Sunday, July 09, 2006

Rain Drops Keep Burning Through My Head















The rainy season has started here, and each night I go to sleep with the sounds of it wetting my window and clattering down our roof. Campus is one if the few places in Seoul where trees exist; there are no parks here and no room for greenery on the sidewalks. The drizzle brings out all the greens against the glass and brick. Of course, it’s acid rain. All the locals use umbrellas even in the slightest mist, as the chemicals in the condensation will bleach hair and mush clothing. On a sunny day Seoul is never really sunny; a thick haze fogs over the sky. If I so desired I could stare into the sun with little fear of repercussions, and after days outside my skin shows no signs of tanning. It’s an eerie effect, and one of the girls in my class claims it’s setting off her seasonal depression disorder. The students from Pittsburgh and Los Angeles swap smog stories and settle on this being the worst they’ve ever seen. As a good Midwestern boy I can pretend that this is humidity.

My class work does keep me plenty busy, which reminds me how much I’m experiencing Korea as a student rather than as a traveler. Most of my cultural experiences take place around trying to do really ordinary things here, like buying bananas at a fruit stand or using the subway. Most of the Asian-American students have some kind of family or family friends over here, so they have someone to sherpa them around town. This also means they get to take part in more cultural activities here, which for everyone under thirty means hitting the nightclubs 5-7 times a week. I’ve been avoiding this scene like the plague.

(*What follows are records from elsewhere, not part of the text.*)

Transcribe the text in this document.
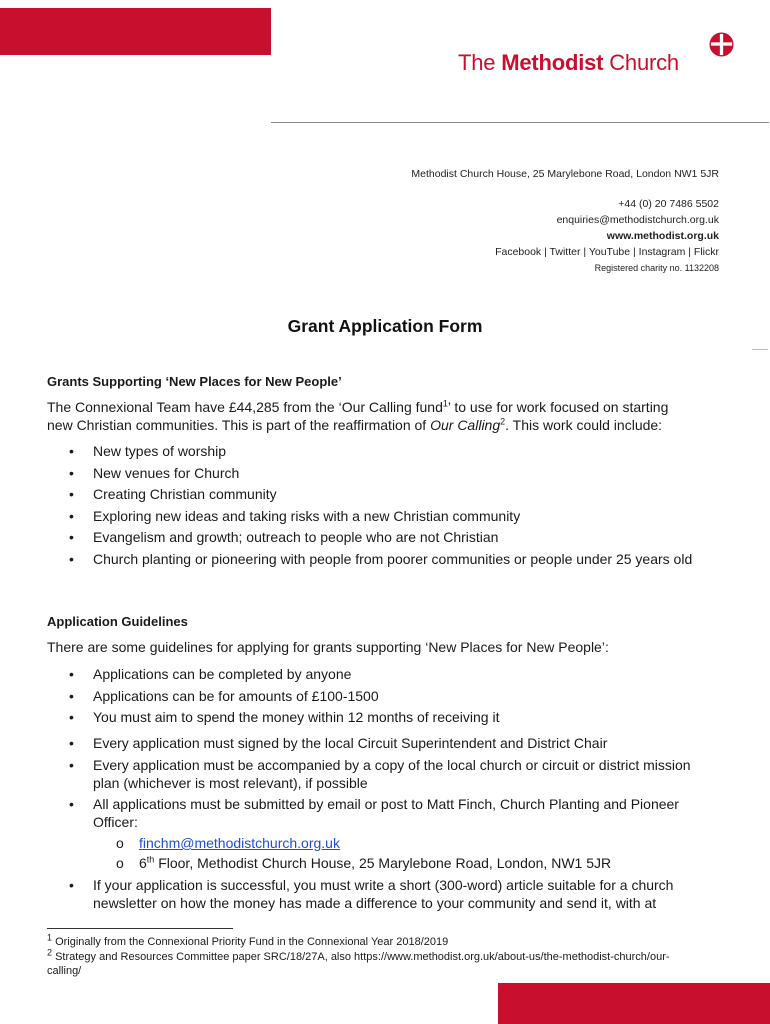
The Methodist Church
Methodist Church House, 25 Marylebone Road, London NW1 5JR
+44 (0) 20 7486 5502
enquiries@methodistchurch.org.uk
www.methodist.org.uk
Facebook | Twitter | YouTube | Instagram | Flickr
Registered charity no. 1132208
Grant Application Form
Grants Supporting ‘New Places for New People’
The Connexional Team have £44,285 from the ‘Our Calling fund$^1$’ to use for work focused on starting
new Christian communities. This is part of the reaffirmation of Our Calling$^2$. This work could include:
• New types of worship
• New venues for Church
• Creating Christian community
• Exploring new ideas and taking risks with a new Christian community
• Evangelism and growth; outreach to people who are not Christian
• Church planting or pioneering with people from poorer communities or people under 25 years old
Application Guidelines
There are some guidelines for applying for grants supporting ‘New Places for New People’:
• Applications can be completed by anyone
• Applications can be for amounts of £100-1500
• You must aim to spend the money within 12 months of receiving it
• Every application must signed by the local Circuit Superintendent and District Chair
• Every application must be accompanied by a copy of the local church or circuit or district mission plan (whichever is most relevant), if possible
• All applications must be submitted by email or post to Matt Finch, Church Planting and Pioneer Officer:
o finchm@methodistchurch.org.uk
o 6th Floor, Methodist Church House, 25 Marylebone Road, London, NW1 5JR
• If your application is successful, you must write a short (300-word) article suitable for a church newsletter on how the money has made a difference to your community and send it, with at
$^1$ Originally from the Connexional Priority Fund in the Connexional Year 2018/2019
$^2$ Strategy and Resources Committee paper SRC/18/27A, also https://www.methodist.org.uk/about-us/the-methodist-church/our-calling/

Already the population density bothers me here: every street and store is crowded with people; it’s on par with maneuvering around the Minnesota State Fair. Now imagine if the State Fair took place around one of the onramps to I-94. Calling the drivers here aggressive is like calling a pitbull attack uncomfortable—it doesn’t really capture the severity of the situation. Everyone runs red lights here and I have yet to see a single stop sign. A bus may try to turn left from the far right hand lane to the far left hand lane of a perpendicular street, then get caught in traffic and completely block an intersection.

To balance this people have started driving motorcycles on the sidewalks. Any normal person would just drive on the shoulder of the road, but space is at too high a premium to have a shoulder here. This also means that cars will pull onto the sidewalk and park. Sometimes people move, sometimes they are pushed forward like the cowcatcher on a train might move them. Walking the four blocks to buy cereal means twenty minutes of knocking into people and breathing in their body heat while cars lurch past and around you with little to no conception of traffic laws. Factor in the smog, the neon billboards, the ooze of music out of every story and the rumble of a thousand conversations and I have no reason to head out to a bar: I have every unattractive quality of the night club scene at my doorstep. At least that makes me feel better when someone spills their drink on me then pats my ass, though.